Most disheartening is that minority students have repeatedly offered recommendations and seen no changes. It is not students’ responsibility to fix the issues of systemic racism, but the school and department continually rely on those who have been most oppressed by the system to take on the additional burden of correcting it. I attended focus groups of URM students held by the School of Public Health’s Office of Diversity and Inclusion in 2015, 2018, and 2019. Additionally, URM members of the Biostatistics department presented recommendations aggregated from URM students to leadership in 2018 and 2019. Many of these suggestions have remained consistent: randomized study groups to ensure the inclusion of minority students, URM-specific programming to build community, and transparency on the numbers of URM students in the department and their retention rates.

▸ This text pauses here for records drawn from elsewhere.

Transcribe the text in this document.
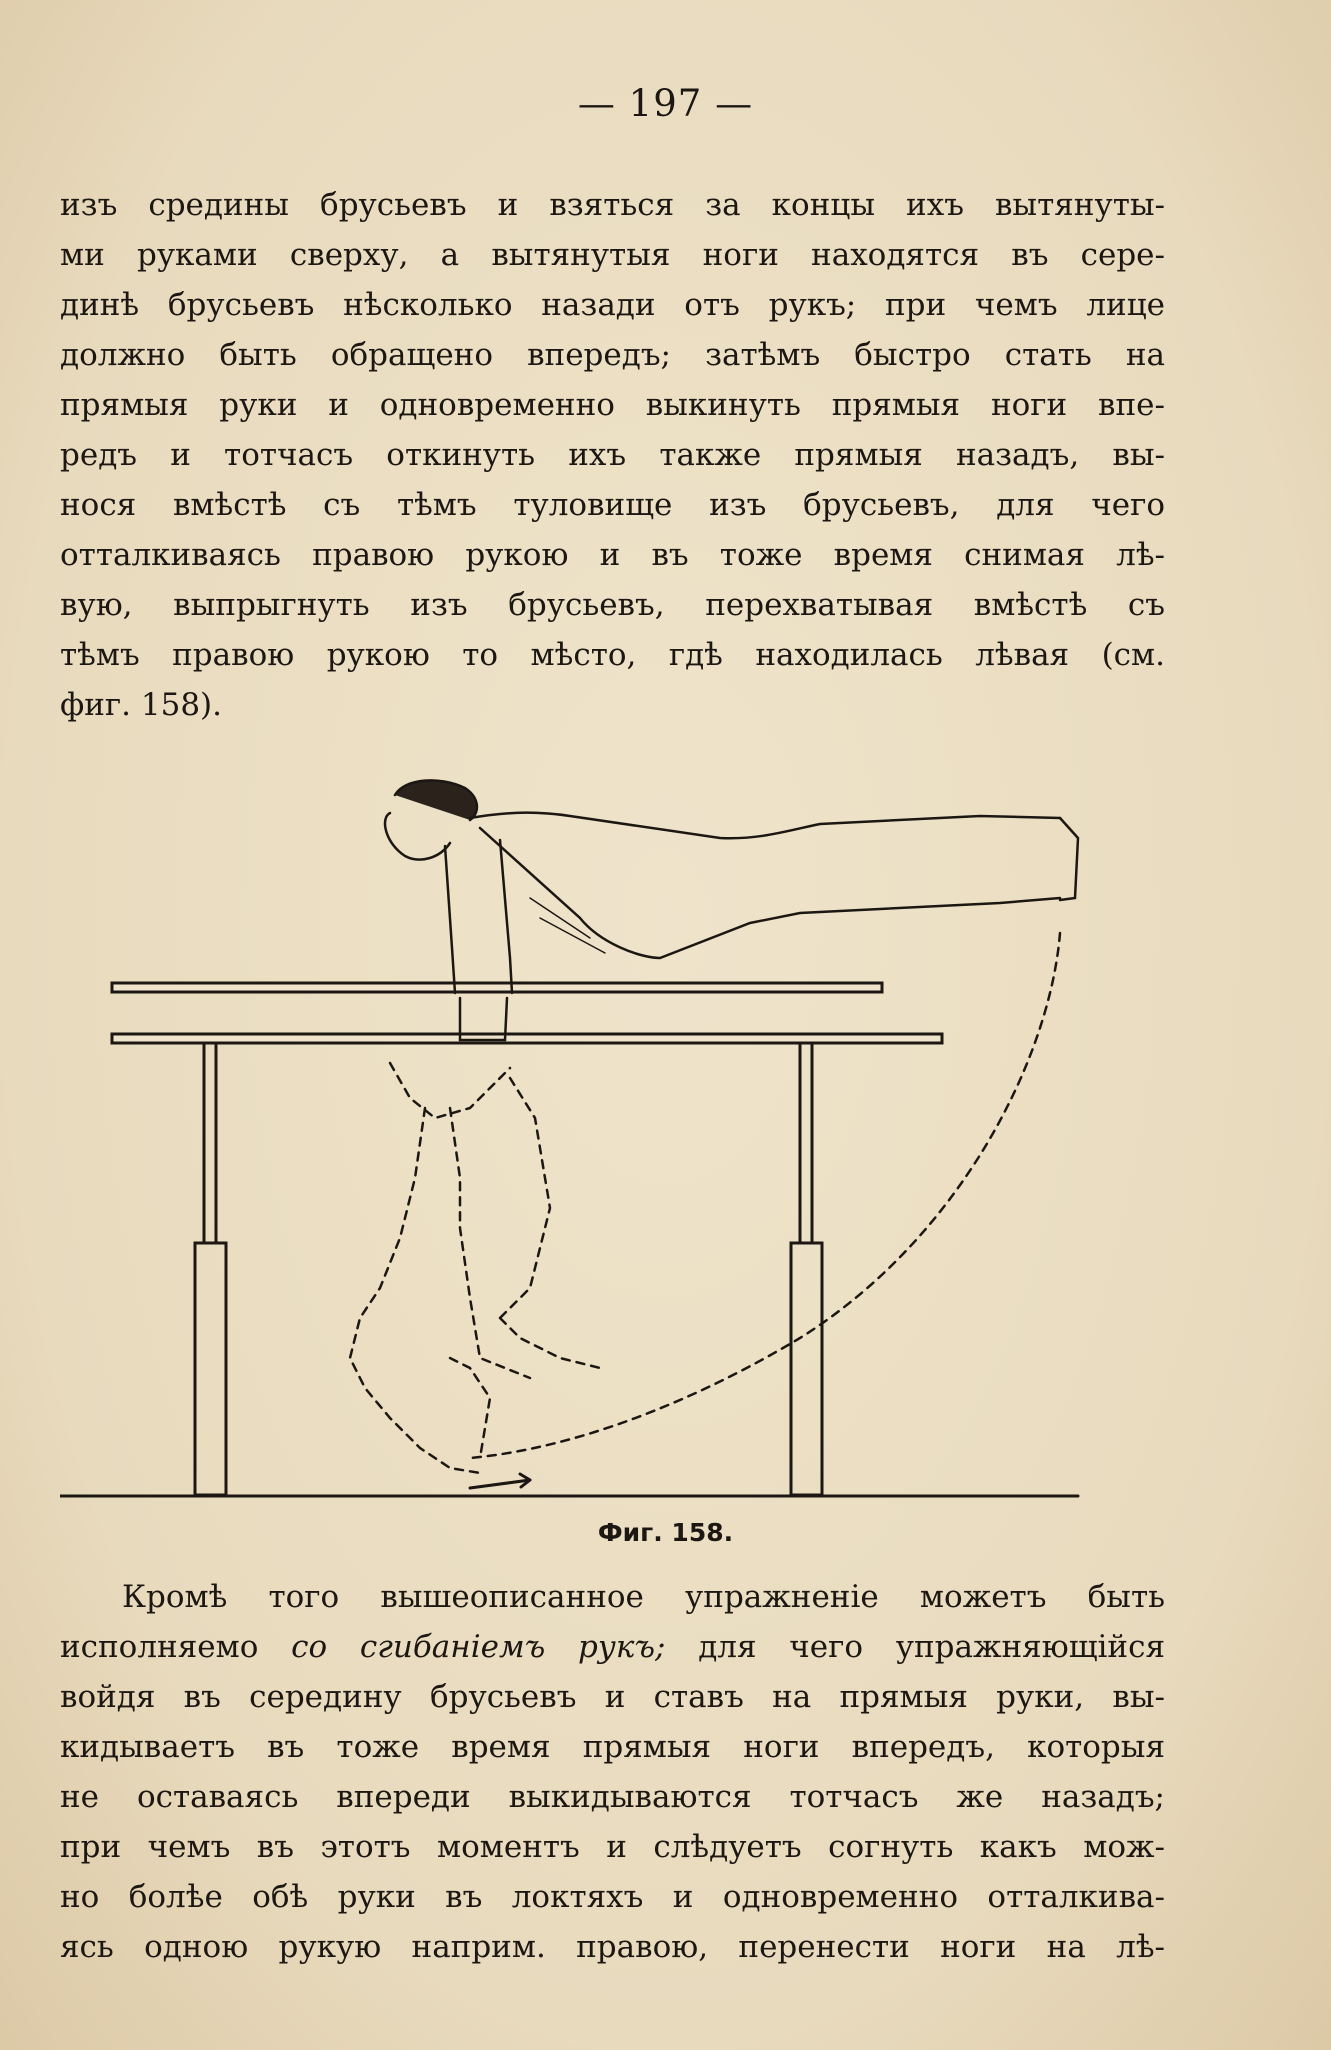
— 197 —
изъ средины брусьевъ и взяться за концы ихъ вытянуты-
ми руками сверху, а вытянутыя ноги находятся въ сере-
динѣ брусьевъ нѣсколько назади отъ рукъ; при чемъ лице
должно быть обращено впередъ; затѣмъ быстро стать на
прямыя руки и одновременно выкинуть прямыя ноги впе-
редъ и тотчасъ откинуть ихъ также прямыя назадъ, вы-
нося вмѣстѣ съ тѣмъ туловище изъ брусьевъ, для чего
отталкиваясь правою рукою и въ тоже время снимая лѣ-
вую, выпрыгнуть изъ брусьевъ, перехватывая вмѣстѣ съ
тѣмъ правою рукою то мѣсто, гдѣ находилась лѣвая (см.
фиг. 158).
Фиг. 158.
Кромѣ того вышеописанное упражненіе можетъ быть
исполняемо со сгибаніемъ рукъ; для чего упражняющійся
войдя въ середину брусьевъ и ставъ на прямыя руки, вы-
кидываетъ въ тоже время прямыя ноги впередъ, которыя
не оставаясь впереди выкидываются тотчасъ же назадъ;
при чемъ въ этотъ моментъ и слѣдуетъ согнуть какъ мож-
но болѣе обѣ руки въ локтяхъ и одновременно отталкива-
ясь одною рукую наприм. правою, перенести ноги на лѣ-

The department has, however, recently revised the guidelines to allow all students the chance to take the qualifying exam twice. While this is a step in the right direction, it does not address the underlying issue: The criteria for passing the qualifying exam and ultimately being dismissed from the Ph.D. program remains the opinion of a small group of professors and administrators. The current guidelines give too much subjective power to the academic standing committee, leaving the opportunity for both conscious and unconscious biases against URM students to manifest themselves.
I urge the department to use our unfortunate history as a guide to make improvements and focus on concrete systemic changes. It is imperative to define objective dismissal criteria in the student handbook to guarantee that implicit biases will not bar minority students from chances to take or pass the qualifying exam, and thus a chance to obtain a Ph.D. I encourage department chairs to compile the suggestions emailed to them from URM focus groups over the last five years. Lastly, the department should either stop outsourcing labor to minority students and faculty or compensate them accordingly for extra hours spent addressing diversity and inclusion practices.
It is easy to form committees and make official statements, but I challenge the department, and academia more broadly, to focus on changing policies and practices. We must identify and dispose of practices that create disadvantages for underrepresented minority students and move towards institutionalizing racial equality in graduate programs. Minority students are counting on it.
Alex Ocampo received his Ph.D. in Biostatistics from the Harvard Graduate School of Arts and Sciences in 2020.